Coal and rock dynamic disaster prevention and control technology in the large mining face of a deep outburst mine

In this study, we systematically studied the occurrence regularity of in situ stress in the Pingdingshan mine. The critical criterion model of coal-rock destabilization was established based on the theoretical framework of fracture mechanics. Furthermore, we analyzed the coupling destabilization mechanism of in situ stress and gas and studied the influence of the variation between original rock stress and mining-induced stress on the critical criterion. Through field experiments and applications, we established a three-dimensional gas drainage technology system for areas with a large mining height and long work face. Based on our research, a demonstration project was developed for deep mine dynamic disaster control. The technical system included the arrangement and optimization of pre-drainage holes along the coal seam, technology, and optimization of gas drainage through the bottom drainage tunnel and upper corner, gas drainage technology through sieve tubes, and a two plugging with one injection under pressure sealing technology. The implementation of the demonstration project effectively reduced the gas content and pressure of the coal seam in the deep mine, and the project increased the critical strength of the instability and failure of coal and rock.

Automated summary

In this study, we investigated the occurrence regularity of in situ stress in the Pingdingshan mine. We established a critical criterion model of coal-rock destabilization based on the theoretical framework of fracture mechanics.

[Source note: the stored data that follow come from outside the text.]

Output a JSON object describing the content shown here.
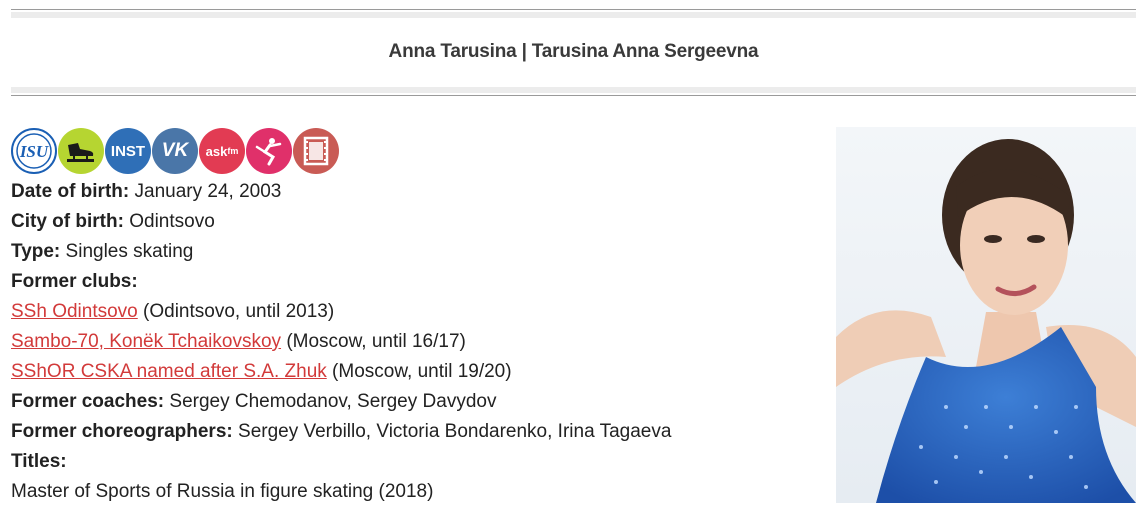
{
  "page": {
    "title": "Anna Tarusina | Tarusina Anna Sergeevna"
  },
  "social_icons": [
    {
      "name": "isu-icon",
      "label": "ISU",
      "bg": "#ffffff",
      "fg": "#1a5fb4"
    },
    {
      "name": "skate-icon",
      "label": "",
      "bg": "#b6d531",
      "fg": "#1a1a1a"
    },
    {
      "name": "instagram-icon",
      "label": "INST",
      "bg": "#2f6fb7",
      "fg": "#ffffff"
    },
    {
      "name": "vk-icon",
      "label": "VK",
      "bg": "#4a76a8",
      "fg": "#ffffff"
    },
    {
      "name": "askfm-icon",
      "label": "ask",
      "bg": "#e23b53",
      "fg": "#ffffff"
    },
    {
      "name": "skater-icon",
      "label": "",
      "bg": "#e0306a",
      "fg": "#ffffff"
    },
    {
      "name": "video-icon",
      "label": "",
      "bg": "#c95b55",
      "fg": "#ffffff"
    }
  ],
  "profile": {
    "dob_label": "Date of birth:",
    "dob_value": "January 24, 2003",
    "city_label": "City of birth:",
    "city_value": "Odintsovo",
    "type_label": "Type:",
    "type_value": "Singles skating",
    "clubs_label": "Former clubs:",
    "clubs": [
      {
        "link": "SSh Odintsovo",
        "note": "(Odintsovo, until 2013)"
      },
      {
        "link": "Sambo-70, Konëk Tchaikovskoy",
        "note": "(Moscow, until 16/17)"
      },
      {
        "link": "SShOR CSKA named after S.A. Zhuk",
        "note": "(Moscow, until 19/20)"
      }
    ],
    "coaches_label": "Former coaches:",
    "coaches_value": "Sergey Chemodanov, Sergey Davydov",
    "choreo_label": "Former choreographers:",
    "choreo_value": "Sergey Verbillo, Victoria Bondarenko, Irina Tagaeva",
    "titles_label": "Titles:",
    "titles_value": "Master of Sports of Russia in figure skating (2018)"
  },
  "colors": {
    "link": "#d23a3a",
    "divider": "#9a9a9a",
    "band": "#ececec"
  }
}
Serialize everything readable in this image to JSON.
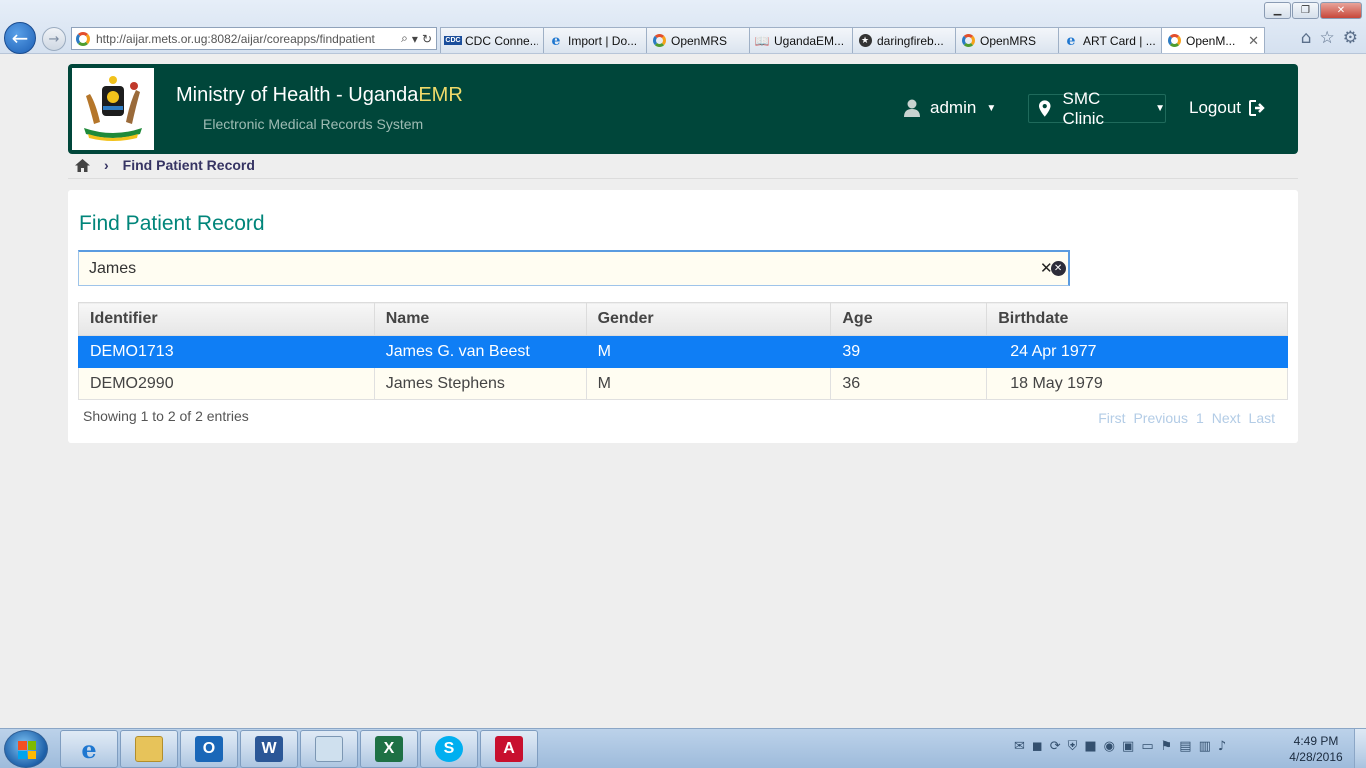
{
  "browser": {
    "url": "http://aijar.mets.or.ug:8082/aijar/coreapps/findpatient",
    "tabs": [
      {
        "label": "CDC Conne...",
        "icon": "cdc-icon",
        "active": false
      },
      {
        "label": "Import | Do...",
        "icon": "ie-icon",
        "active": false
      },
      {
        "label": "OpenMRS",
        "icon": "openmrs-icon",
        "active": false
      },
      {
        "label": "UgandaEM...",
        "icon": "book-icon",
        "active": false
      },
      {
        "label": "daringfireb...",
        "icon": "star-icon",
        "active": false
      },
      {
        "label": "OpenMRS",
        "icon": "openmrs-icon",
        "active": false
      },
      {
        "label": "ART Card | ...",
        "icon": "ie-icon",
        "active": false
      },
      {
        "label": "OpenM...",
        "icon": "openmrs-icon",
        "active": true
      }
    ]
  },
  "header": {
    "title_prefix": "Ministry of Health - Uganda",
    "title_suffix": "EMR",
    "subtitle": "Electronic Medical Records System",
    "user": "admin",
    "location": "SMC Clinic",
    "logout": "Logout"
  },
  "breadcrumb": {
    "current": "Find Patient Record"
  },
  "main": {
    "title": "Find Patient Record",
    "search_value": "James",
    "table": {
      "columns": [
        "Identifier",
        "Name",
        "Gender",
        "Age",
        "Birthdate"
      ],
      "rows": [
        {
          "identifier": "DEMO1713",
          "name": "James G. van Beest",
          "gender": "M",
          "age": "39",
          "birthdate": "24 Apr 1977",
          "selected": true
        },
        {
          "identifier": "DEMO2990",
          "name": "James Stephens",
          "gender": "M",
          "age": "36",
          "birthdate": "18 May 1979",
          "selected": false
        }
      ]
    },
    "showing": "Showing 1 to 2 of 2 entries",
    "pager": {
      "first": "First",
      "previous": "Previous",
      "page": "1",
      "next": "Next",
      "last": "Last"
    }
  },
  "taskbar": {
    "time": "4:49 PM",
    "date": "4/28/2016"
  },
  "colors": {
    "header_bg": "#00463a",
    "title_accent": "#00857a",
    "selected_row": "#0f7ef5",
    "emr_yellow": "#f0db6a"
  }
}
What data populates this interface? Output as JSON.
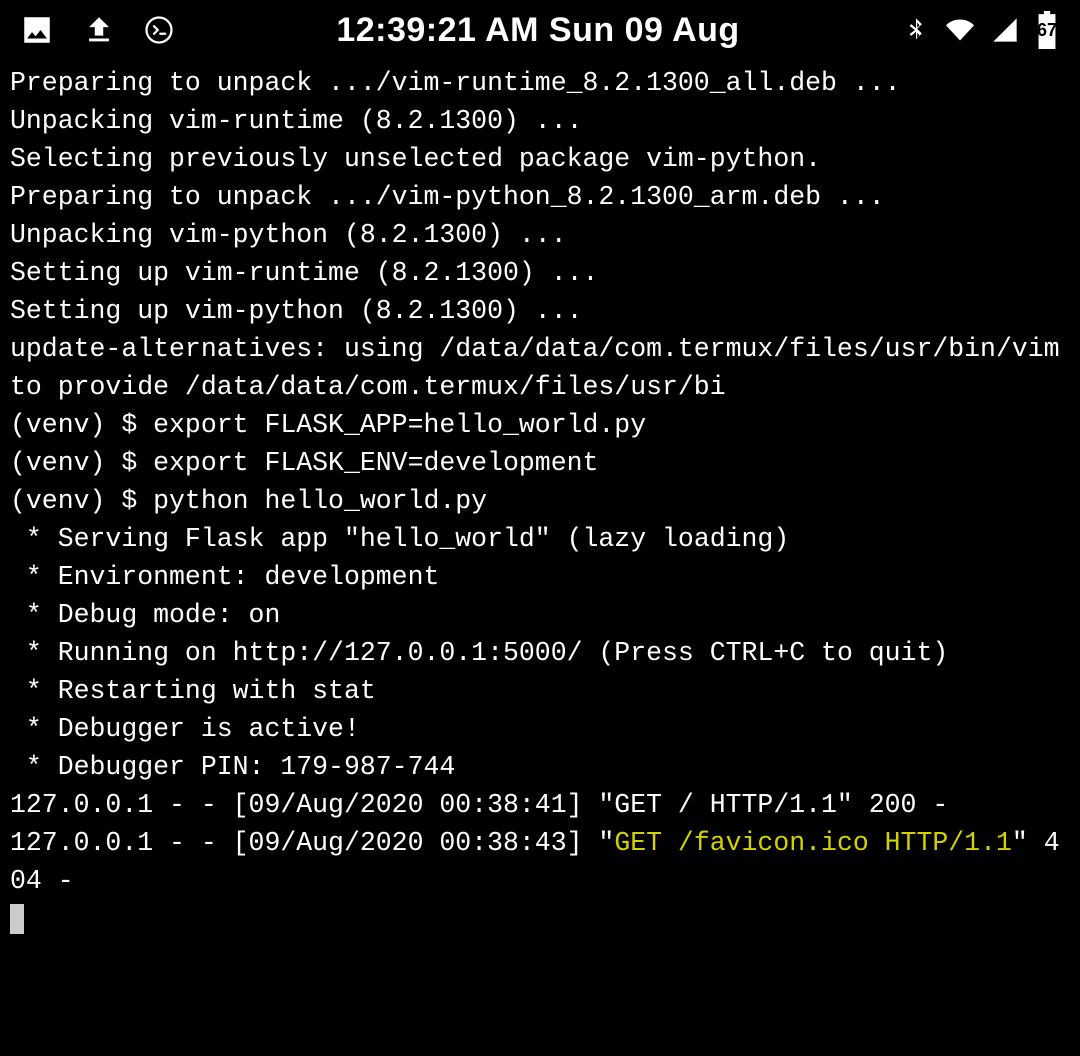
{
  "statusbar": {
    "clock": "12:39:21 AM Sun 09 Aug",
    "battery_pct": "67"
  },
  "terminal": {
    "segments": [
      {
        "t": "Preparing to unpack .../vim-runtime_8.2.1300_all.deb ...\n",
        "c": "w"
      },
      {
        "t": "Unpacking vim-runtime (8.2.1300) ...\n",
        "c": "w"
      },
      {
        "t": "Selecting previously unselected package vim-python.\n",
        "c": "w"
      },
      {
        "t": "Preparing to unpack .../vim-python_8.2.1300_arm.deb ...\n",
        "c": "w"
      },
      {
        "t": "Unpacking vim-python (8.2.1300) ...\n",
        "c": "w"
      },
      {
        "t": "Setting up vim-runtime (8.2.1300) ...\n",
        "c": "w"
      },
      {
        "t": "Setting up vim-python (8.2.1300) ...\n",
        "c": "w"
      },
      {
        "t": "update-alternatives: using /data/data/com.termux/files/usr/bin/vim to provide /data/data/com.termux/files/usr/bi\n",
        "c": "w"
      },
      {
        "t": "(venv) $ export FLASK_APP=hello_world.py\n",
        "c": "w"
      },
      {
        "t": "(venv) $ export FLASK_ENV=development\n",
        "c": "w"
      },
      {
        "t": "(venv) $ python hello_world.py\n",
        "c": "w"
      },
      {
        "t": " * Serving Flask app \"hello_world\" (lazy loading)\n",
        "c": "w"
      },
      {
        "t": " * Environment: development\n",
        "c": "w"
      },
      {
        "t": " * Debug mode: on\n",
        "c": "w"
      },
      {
        "t": " * Running on http://127.0.0.1:5000/ (Press CTRL+C to quit)\n",
        "c": "w"
      },
      {
        "t": " * Restarting with stat\n",
        "c": "w"
      },
      {
        "t": " * Debugger is active!\n",
        "c": "w"
      },
      {
        "t": " * Debugger PIN: 179-987-744\n",
        "c": "w"
      },
      {
        "t": "127.0.0.1 - - [09/Aug/2020 00:38:41] \"GET / HTTP/1.1\" 200 -\n",
        "c": "w"
      },
      {
        "t": "127.0.0.1 - - [09/Aug/2020 00:38:43] \"",
        "c": "w"
      },
      {
        "t": "GET /favicon.ico HTTP/1.1",
        "c": "y"
      },
      {
        "t": "\" 404 -\n",
        "c": "w"
      }
    ]
  }
}
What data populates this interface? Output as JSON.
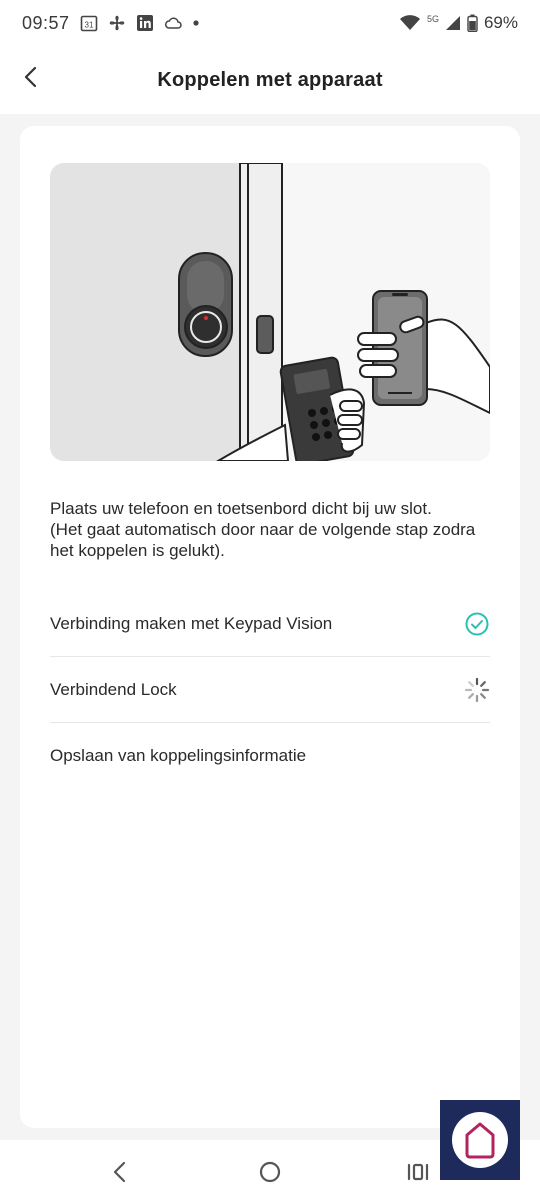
{
  "status_bar": {
    "time": "09:57",
    "battery": "69%",
    "network": "5G",
    "icons": [
      "calendar-icon",
      "fan-icon",
      "linkedin-icon",
      "cloud-icon",
      "dot-icon",
      "wifi-icon",
      "signal-icon",
      "battery-icon"
    ],
    "calendar_day": "31"
  },
  "header": {
    "title": "Koppelen met apparaat",
    "back_icon": "chevron-left-icon"
  },
  "instruction": {
    "line1": "Plaats uw telefoon en toetsenbord dicht bij uw slot.",
    "line2": "(Het gaat automatisch door naar de volgende stap zodra het koppelen is gelukt)."
  },
  "steps": [
    {
      "label": "Verbinding maken met Keypad Vision",
      "status": "done"
    },
    {
      "label": "Verbindend Lock",
      "status": "in-progress"
    },
    {
      "label": "Opslaan van koppelingsinformatie",
      "status": "pending"
    }
  ],
  "colors": {
    "accent": "#2bbfb3",
    "background": "#f4f4f4",
    "card": "#ffffff",
    "fab_bg": "#1f2a5c",
    "fab_icon": "#b3245e"
  }
}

Additionally, we analyzed the coupling destabilization mechanism of in situ stress and gas and studied the influence of the variation between original rock stress and mining-induced stress on the critical criterion. Through field experiments and applications, we developed a three-dimensional gas drainage technology system for areas with a large mining height and long work face. Based on our research, a demonstration project was implemented for deep mine dynamic disaster control. The project effectively reduced the gas content and pressure of the coal seam and increased the critical strength of the instability and failure of coal and rock.